Last updated: 2025/11/27 at 6:38 AM

News Room Published 27 November 2025

Just a few days ago I wrote about the Glibc math code seeing a 4x improvement on AMD Zen by changing the used FMA implementation. Merged overnight was a new generic FMA implementation for the GNU C Library and now yielding up to a 12.9x throughput improvement on AMD Zen 3.

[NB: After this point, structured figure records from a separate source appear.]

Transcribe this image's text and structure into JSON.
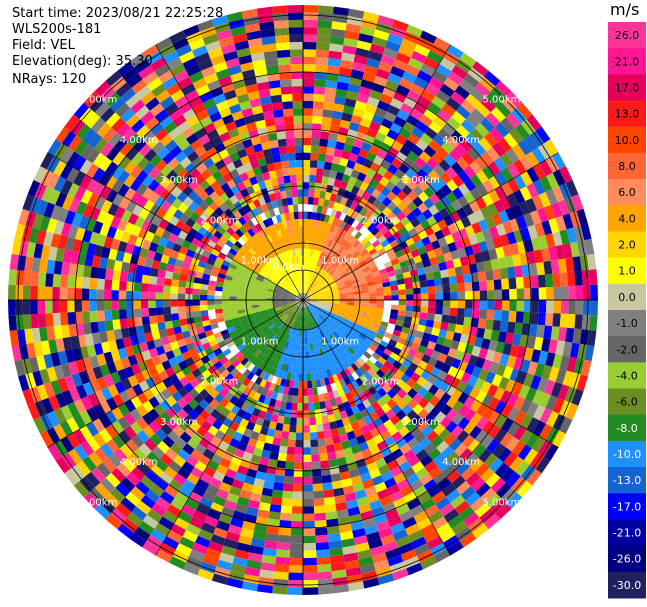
{
  "info": {
    "start_time": "Start time: 2023/08/21 22:25:28",
    "instrument": "WLS200s-181",
    "field": "Field: VEL",
    "elevation": "Elevation(deg): 35.30",
    "nrays": "NRays: 120"
  },
  "chart_data": {
    "type": "ppi-polar-heatmap",
    "field": "VEL",
    "unit": "m/s",
    "n_rays": 120,
    "elevation_deg": 35.3,
    "range_rings": [
      {
        "label": "0.0km"
      },
      {
        "label": "1.00km"
      },
      {
        "label": "2.00km"
      },
      {
        "label": "3.00km"
      },
      {
        "label": "4.00km"
      },
      {
        "label": "5.00km"
      }
    ],
    "colorbar": {
      "unit": "m/s",
      "ticks": [
        "26.0",
        "21.0",
        "17.0",
        "13.0",
        "10.0",
        "8.0",
        "6.0",
        "4.0",
        "2.0",
        "1.0",
        "0.0",
        "-1.0",
        "-2.0",
        "-4.0",
        "-6.0",
        "-8.0",
        "-10.0",
        "-13.0",
        "-17.0",
        "-21.0",
        "-26.0",
        "-30.0"
      ],
      "colors": [
        "#ff3399",
        "#ff1493",
        "#e6005c",
        "#ff1a1a",
        "#ff4500",
        "#ff6633",
        "#ff8c5a",
        "#ffa500",
        "#ffd700",
        "#ffff00",
        "#c8c8a0",
        "#808080",
        "#666666",
        "#9acd32",
        "#6b8e23",
        "#228b22",
        "#1e90ff",
        "#1464d2",
        "#0000ff",
        "#0000a0",
        "#000080",
        "#202060"
      ]
    },
    "wind_pattern": {
      "northeast_quadrant": "positive (orange 6 to 10 m/s)",
      "near_center_north": "positive (yellow 1 to 4 m/s)",
      "southwest_quadrant": "negative (green -2 to -6 m/s)",
      "south": "negative (blue -8 to -10 m/s)",
      "beyond_1.5km": "noise, all colors"
    }
  }
}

Adhemerval Zanella contributed this new generic FMA implementation to the GNU C Library. Zanella explained in the patch landing this new generic Fused Multiply Add (FMA) implementation:

“The current implementation relies on setting the rounding mode for different calculations (first to FE_TONEAREST and then to FE_TOWARDZERO) to obtain correctly rounded results. For most CPUs, this adds a significant performance overhead since it requires executing a typically slow instruction (to get/set the floating-point status), it necessitates flushing the pipeline, and breaks some compiler assumptions/optimizations.

This patch introduces a new implementation originally written by Szabolcs for musl, which utilizes mostly integer arithmetic. Floating-point arithmetic is used to raise the expected exceptions, without the need for fenv.h operations.

I added some changes compared to the original code:

* Fixed some signaling NaN issues when the 3-argument is NaN.

* Use math_uint128.h for the 64-bit multiplication operation. It allows the compiler to use 128-bit types where available, which enables some optimizations on certain targets (for instance, MIPS64).

* Fixed an arm32 issue where the libgcc routine might not respect the rounding mode. This can also be used on other targets to optimize the conversion from int64_t to double.

* Use -fexcess-precision=standard on i686.”

This new musl libc based implementation is showing some “large improvements” with tests carried out by Adhemerval Zanella:

New FMA implementation benchmarks

In another commit, Adhemerval Zanella summed up the recent math improvements made for Glibc 2.43 as:

“* Additional optimized and correctly rounded mathematical functions have been imported from the CORE-MATH project, in particular acosh, asinh, atanh, erf, erfc, lgamma, and tgamma.

* Optimized implementations for remainder, remaindef, frexpf, frexp, frexpl (binary128), and frexpl (intel96) have been added.

* The SVID handling for acosf, acoshf, asinhf, atan2f, atanhf, coshf, lgammaf/lgammaf_r, log10f, sinhf, sqrtf, tgammaf, y0/j0, y1/j1, and yn/jn were moved to compat symbols, allowing improvements in performance.”

Look for these improvements and more with Glibc 2.43 due for release in February.